Performance Characteristics
| Operation | Time Complexity | Notes |
|---|---|---|
offer(e) / add(e) |
O(log n) | Sift up |
poll() |
O(log n) | Sift down |
peek() |
O(1) | Root is always the min |
remove(Object) |
O(n) | Linear search + sift |
contains(Object) |
O(n) | Linear search |
heapify (constructor) |
O(n) | Bottom-up construction |
size() |
O(1) | Stored field |
Warning:
remove(Object)andcontains(Object)are O(n) because the heap property only helps find the minimum — to find an arbitrary element, you must scan the entire array.
Use Cases
Task Scheduling
record Task(String name, int priority) implements Comparable<Task> {
public int compareTo(Task other) {
return Integer.compare(this.priority, other.priority);
}
}
PriorityQueue<Task> scheduler = new PriorityQueue<>();
scheduler.offer(new Task("Email", 3));
scheduler.offer(new Task("Deploy", 1)); // Highest priority
scheduler.offer(new Task("Meeting", 2));
scheduler.poll(); // Deploy (priority 1 — most urgent)
scheduler.poll(); // Meeting (priority 2)
scheduler.poll(); // Email (priority 3)
Top-K Elements
// Find the 3 largest numbers from a stream
PriorityQueue<Integer> topK = new PriorityQueue<>(3); // min-heap of size K
for (int num : new int[]{5, 1, 9, 3, 7, 2, 8, 4, 6}) {
topK.offer(num);
if (topK.size() > 3)
topK.poll(); // Remove the smallest (keeps only 3 largest)
}
// topK contains: {7, 8, 9}
Merge K Sorted Lists
// Merge K sorted lists into one sorted stream
PriorityQueue<int[]> pq = new PriorityQueue<>(
Comparator.comparingInt(a -> a[0]) // Compare by current value
);
// Add first element of each list
// pq entry: [value, listIndex, elementIndex]
pq.offer(new int[]{lists[0][0], 0, 0});
pq.offer(new int[]{lists[1][0], 1, 0});
pq.offer(new int[]{lists[2][0], 2, 0});
while (!pq.isEmpty()) {
int[] min = pq.poll(); // Always get the globally smallest
result.add(min[0]);
// Add next element from same list
if (min[2] + 1 < lists[min[1]].length) {
pq.offer(new int[]{lists[min[1]][min[2]+1], min[1], min[2]+1});
}
}
Common Pitfalls
Pitfall 1: Expecting Sorted Iteration
// ❌ WRONG: Iterator does NOT return elements in priority order!

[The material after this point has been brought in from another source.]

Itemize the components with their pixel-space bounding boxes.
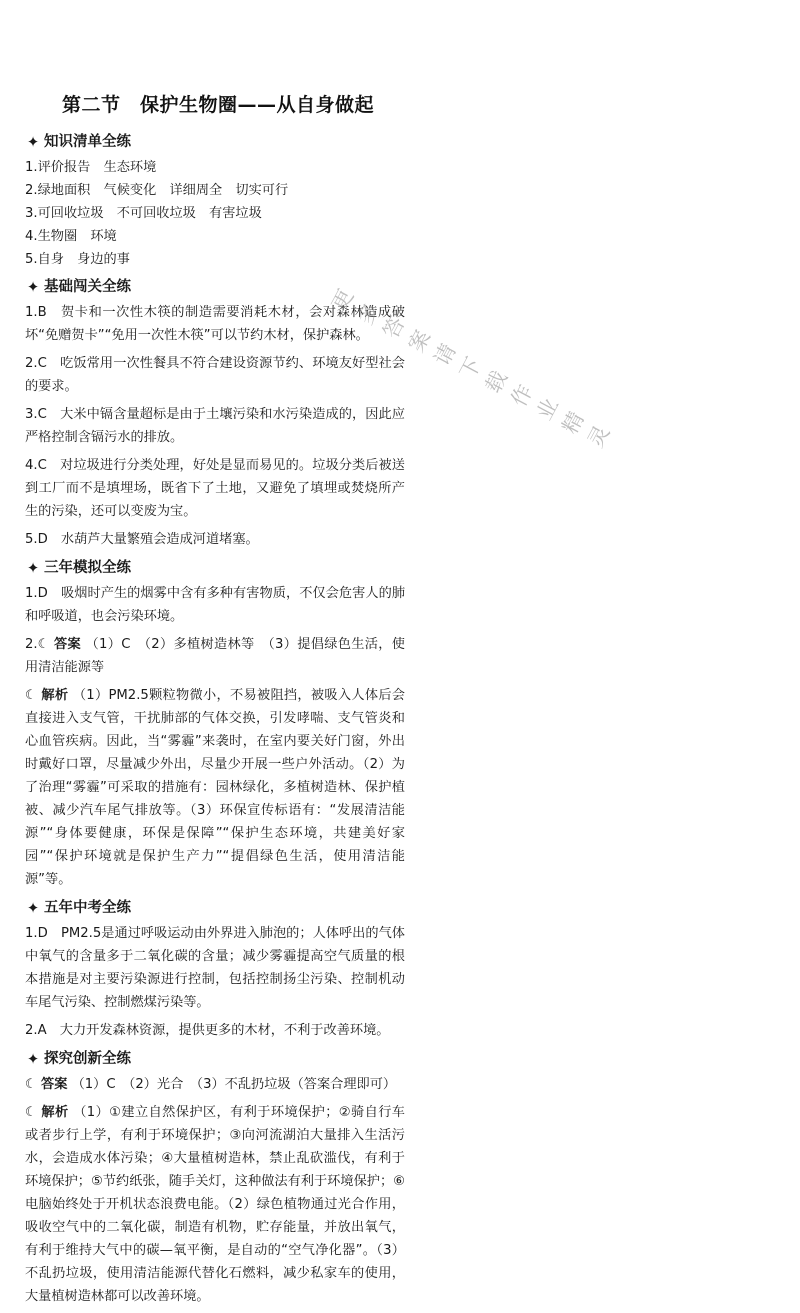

PriorityQueue<Integer> pq = new PriorityQueue<>(List.of(5, 1, 3, 2, 4));
for (int n : pq) {
System.out.print(n + " "); // Could be: 1 2 3 5 4 — NOT fully sorted!
}
// The heap property only guarantees the ROOT is the minimum.
// Internal array order ≠ sorted order.
// ✅ CORRECT: Use poll() to get sorted output
while (!pq.isEmpty()) {
System.out.print(pq.poll() + " "); // 1 2 3 4 5 — sorted!
}
Pitfall 2: Not Thread-Safe
// ❌ PriorityQueue is NOT thread-safe
// ✅ Use PriorityBlockingQueue for concurrent access
PriorityBlockingQueue<Task> threadSafe = new PriorityBlockingQueue<>();
Pitfall 3: Updating Priorities
// ❌ Changing an element's priority after insertion breaks the heap!
Task task = new Task("Email", 3);
pq.offer(task);
task.priority = 0; // Heap doesn't know about this change!
pq.poll(); // May NOT return the updated task!
// ✅ FIX: Remove and re-add
pq.remove(task);
task.priority = 0;
pq.offer(task);
Summary
The one-liner: PriorityQueue is a binary min-heap in an array with O(log n) insert/remove-min and O(1) peek — perfect for scheduling and top-K problems, but beware that iteration order is NOT sorted.